La risposta giusta infatti è la seconda. Nizzolo è andato forte in salita! E anche ieri a Villabassa il corridore della Israel-Premier Tech è arrivato 76° a 8’03” dal leader, a 7′ e poco più dagli uomini di classifica e soprattutto guidando lui il gruppetto, che tra l’altro non era a fine corsa. Insomma, non è cosa da poco per un velocista, dopo una tappa col Furcia di mezzo e 3.200 metri dislivello.

Il milanese è reduce da una sfortunatissima Milano-Sanremo. Aveva tenuto i migliori ed è caduto in discesa dal Poggio, quando mancavano circa 3 chilometri a Via Roma.

Nel giorno di Lana, con un avvio più soft sul Rolle si sarebbe potuto anche pensare di lottare per la tappa
Nel giorno di Lana, con un avvio più soft sul Rolle si sarebbe potuto anche pensare di lottare per la tappa

Un velocista in salita

Nizzolo al Tour of the Alps. Cosa ci fa un velocista da queste parti?

«Eh, cosa ci fa – sorride Nizzolo – cerca la condizione giusta. E’ insolito sì, ma dato l’infortunio alla Sanremo non ho più potuto fare il programma che volevo e credo che questo sia l’unico appuntamento per fare un po’ di gamba in vista del Giro d’Italia.
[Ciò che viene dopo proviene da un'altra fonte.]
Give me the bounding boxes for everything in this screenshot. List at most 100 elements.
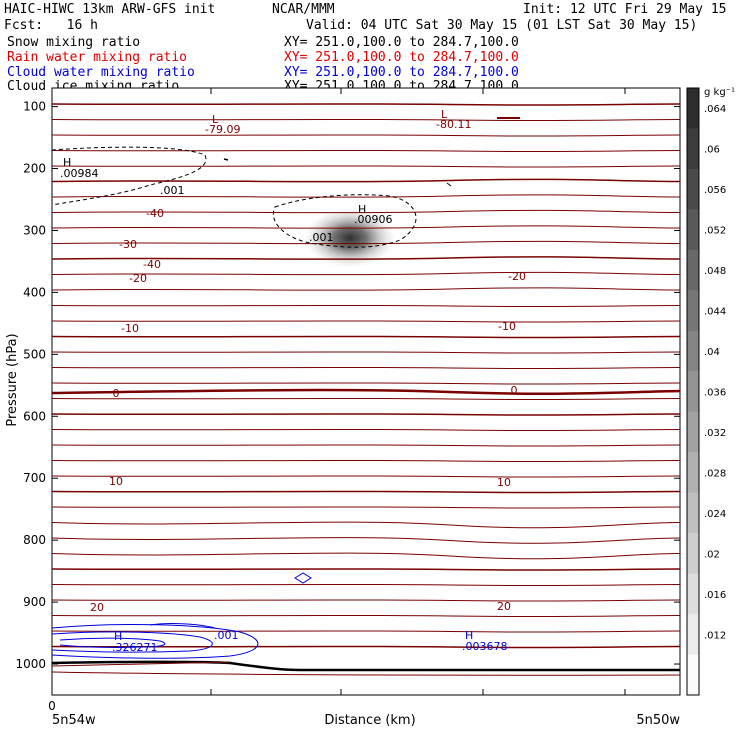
temperature-contour [51,149,681,153]
cloud-water-contours [51,572,312,659]
temperature-contour [51,568,681,571]
temp-label-20-left: 20 [90,601,104,614]
high-value-2: .00906 [354,213,393,226]
colorbar-segment [687,573,699,615]
temperature-contour [51,583,681,587]
field-rain-xy: XY= 251.0,100.0 to 284.7,100.0 [284,50,519,65]
y-tick-label: 300 [23,223,46,237]
colorbar-tick-label: .016 [704,590,726,601]
temperature-contour [51,103,681,106]
temperature-contour [51,413,681,416]
colorbar-tick-label: .024 [704,509,726,520]
temperature-contour [51,506,681,509]
x-tick-label-zero: 0 [48,699,56,713]
temp-label-10-right: 10 [497,476,511,489]
temperature-contour [51,614,681,618]
field-snow-name: Snow mixing ratio [7,35,141,50]
colorbar-segment [687,614,699,656]
colorbar-tick-label: .032 [704,428,726,439]
temperature-contour [51,630,681,633]
temperature-contour [51,645,681,649]
header-fcst: Fcst: 16 h [4,18,98,33]
temp-label-0-left: 0 [113,387,120,400]
y-tick-label: 500 [23,347,46,361]
colorbar-frame [686,87,700,696]
low-letter-1: L [212,113,219,126]
field-snow-xy: XY= 251.0,100.0 to 284.7,100.0 [284,35,519,50]
temp-label-20-right: 20 [497,600,511,613]
colorbar-tick-label: .056 [704,185,726,196]
colorbar-tick-label: .064 [704,104,726,115]
temp-label-m40: -40 [146,207,164,220]
temperature-contour [51,351,681,354]
header-title-left: HAIC-HIWC 13km ARW-GFS init [4,2,216,17]
temperature-contour [51,521,681,529]
colorbar-tick-label: .06 [704,145,720,156]
y-tick-label: 600 [23,409,46,423]
temperature-contour [51,178,681,183]
colorbar-segment [687,168,699,210]
y-axis-title: Pressure (hPa) [5,333,20,426]
cloud-ice-contour-left [51,146,207,206]
low-value-2: -80.11 [436,118,471,131]
snow-mixing-ratio-shading [304,208,396,268]
temperature-contour [51,134,681,137]
temp-label-m20-left: -20 [129,272,147,285]
temperature-contour [51,335,681,339]
y-tick-label: 1000 [15,657,46,671]
temp-label-m10-right: -10 [498,320,516,333]
temp-label-m10-left: -10 [121,322,139,335]
temperature-contour [51,209,681,214]
temperature-contour [51,552,681,560]
temperature-contour [51,475,681,478]
contour-label-001-c: .001 [214,629,239,642]
temperature-contour [51,444,681,447]
temp-label-m20-right: -20 [508,270,526,283]
colorbar-segment [687,411,699,453]
temperature-contour-zero [51,388,681,395]
x-axis-title: Distance (km) [324,713,415,728]
colorbar-segment [687,452,699,494]
low-value-1: -79.09 [205,123,240,136]
temperature-contour [51,320,681,323]
colorbar-segment [687,533,699,575]
temperature-contour [51,366,681,370]
colorbar-segment [687,88,699,129]
colorbar-segment [687,249,699,291]
colorbar-tick-label: .052 [704,226,726,237]
temperature-contour [51,490,681,494]
high-value-1: .00984 [60,167,99,180]
y-tick-label: 700 [23,471,46,485]
high-value-4: .003678 [462,640,508,653]
colorbar-tick-label: .04 [704,347,720,358]
temperature-contour [51,428,681,432]
high-value-3: .326271 [112,641,158,654]
temperature-contour [51,599,681,602]
temperature-contour [51,118,681,122]
colorbar-tick-label: .02 [704,549,720,560]
temperature-contour [51,537,681,544]
low-letter-2: L [441,108,448,121]
contour-label-001-b: .001 [309,231,334,244]
high-letter-4: H [465,629,473,642]
cloud-ice-contour-center [273,194,417,248]
temp-labels: -40 -30 -20 -20 -10 -10 0 0 10 10 20 20 [90,207,526,614]
contour-label-001-a: .001 [160,184,185,197]
x-left-label: 5n54w [52,713,96,728]
temperature-contour [51,256,681,260]
colorbar: .064 .06 .056 .052 .048 .044 .04 .036 .032 .028 .0… [686,87,726,696]
temperature-contour [51,459,681,463]
header-init: Init: 12 UTC Fri 29 May 15 [523,2,727,17]
temp-label: -40 [143,258,161,271]
high-letter-2: H [358,203,366,216]
field-cloudwater-name: Cloud water mixing ratio [7,65,195,80]
colorbar-segment [687,330,699,372]
x-right-label: 5n50w [636,713,680,728]
y-tick-label: 900 [23,595,46,609]
y-tick-label: 800 [23,533,46,547]
temperature-contour [51,194,681,198]
field-cloudwater-xy: XY= 251.0,100.0 to 284.7,100.0 [284,65,519,80]
temp-contour-bottom [51,671,681,676]
colorbar-tick-label: .028 [704,468,726,479]
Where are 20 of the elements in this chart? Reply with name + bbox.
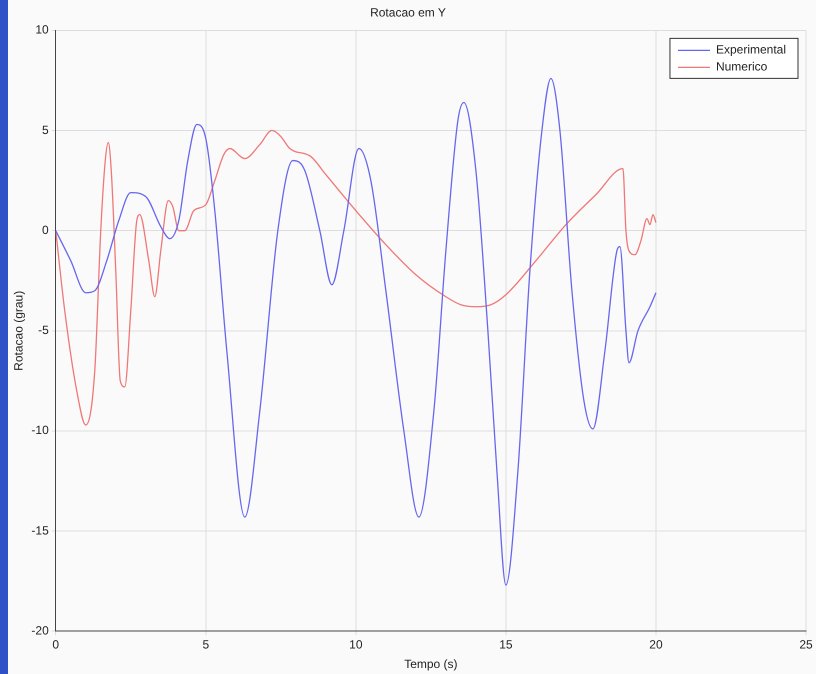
line-series: [56, 78, 657, 586]
line-series: [56, 130, 657, 426]
x-axis-title: Tempo (s): [404, 657, 458, 672]
x-tick-label: 10: [349, 638, 363, 652]
x-tick-label: 0: [52, 638, 60, 652]
y-tick-label: 0: [42, 222, 50, 237]
y-tick-label: 10: [35, 22, 50, 37]
x-tick-label: 15: [499, 638, 513, 652]
legend-label: Numerico: [716, 60, 768, 74]
chart-title: Rotacao em Y: [370, 6, 446, 20]
y-tick-label: -15: [31, 523, 50, 538]
x-tick-label: 20: [649, 638, 663, 652]
y-tick-label: -5: [38, 323, 50, 338]
y-tick-label: 5: [42, 122, 50, 137]
x-tick-label: 25: [799, 638, 813, 652]
y-tick-label: -20: [31, 624, 50, 638]
y-axis-title: Rotacao (grau): [12, 290, 26, 371]
x-tick-label: 5: [202, 638, 210, 652]
y-tick-label: -10: [31, 423, 50, 438]
legend-label: Experimental: [716, 42, 786, 57]
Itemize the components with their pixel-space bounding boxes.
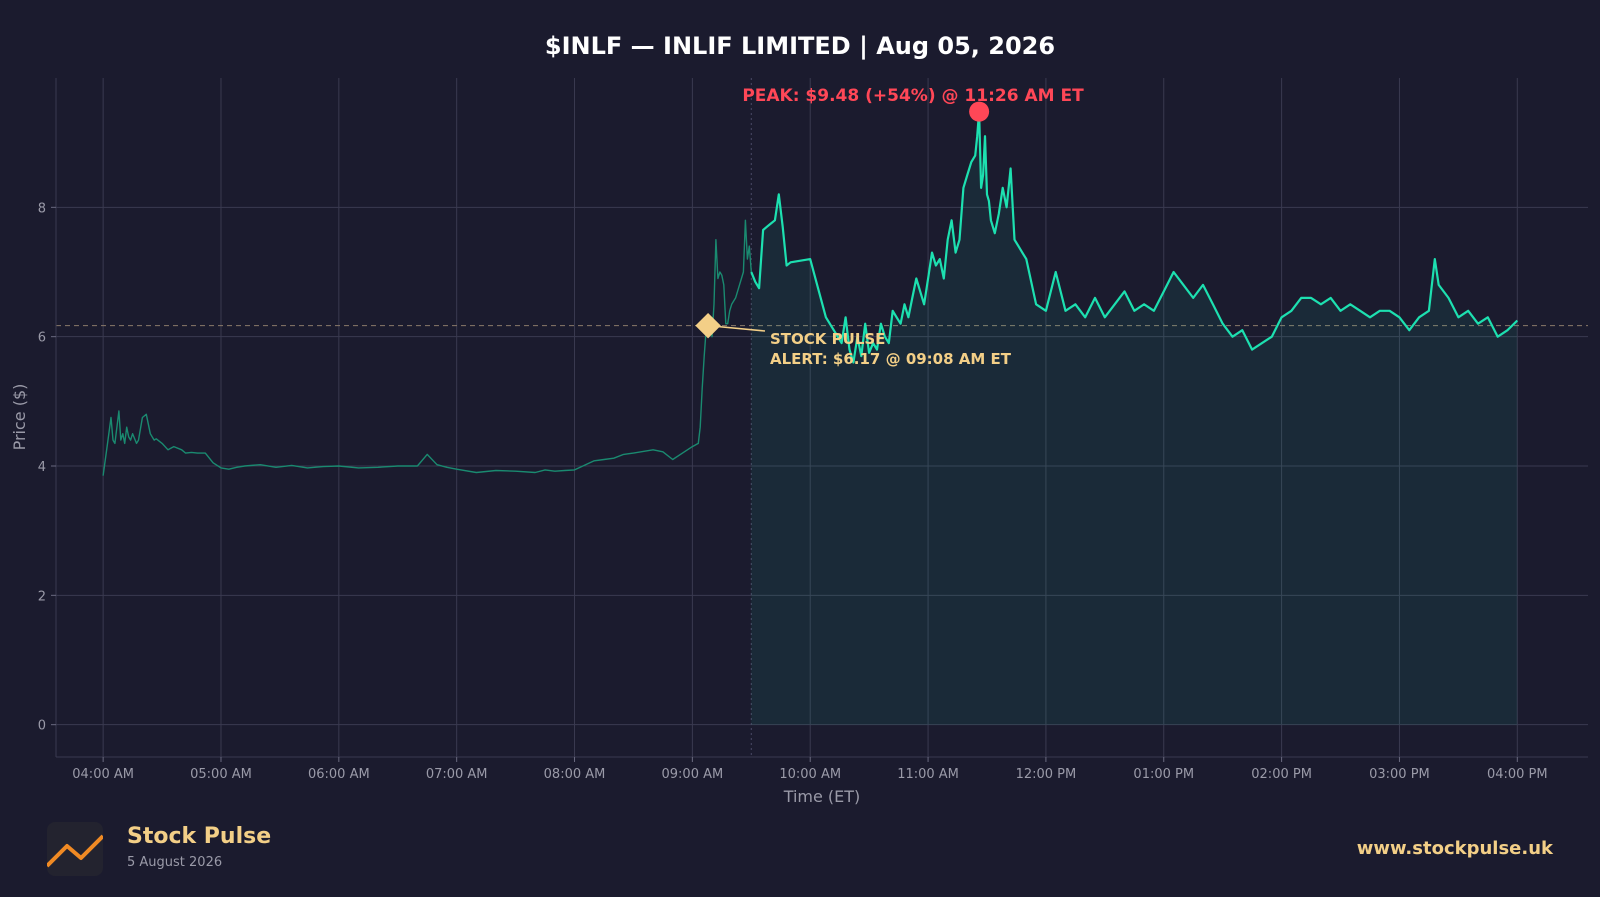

«Ieri è stato un bel test. Ho tenuto duro il più possibile. Però stavo bene. Qui ci sono corridori molto più forti di me in salita e mi hanno fatto faticare molto. Però per quanto mi riguarda sono contento della condizione. L’idea è di mantenerla e di migliorarla ancora un po’».

Ecco il milanese in ritiro sull’Etna (immagine da Instagram)
Ecco il milanese in ritiro sull’Etna (immagine da Instagram)

Stimoli alti

Nizzolo ha chiesto al team di portarlo al Tour of the Alps. E quando è così i tecnici non hanno potuto far altro che accontentarlo. Un velocista che chiede di essere portato tra le montagne è un bel segnale. C’è fame, quella giusta, quella che serve.

Dopo lo stop della Sanremo, Giacomo è stato fermo alcuni giorni perché non riusciva neanche a pedalare, ma dopo si è rimesso sotto. Ha fatto tre settimane di altura sull’Etna. Ha corso alla Freccia del Brabante e poi si è messo in viaggio verso Cles.

«Gli stimoli – riprende Nizzolo – sicuramente si trovano quando hai voglia e quando hai di fronte a te un obiettivo importante come il Giro d’Italia. Però si trova sempre una soluzione. Dopo Il Tour of the Alps, non farò altura ma andrò al Gp Francoforte e da lì al Giro».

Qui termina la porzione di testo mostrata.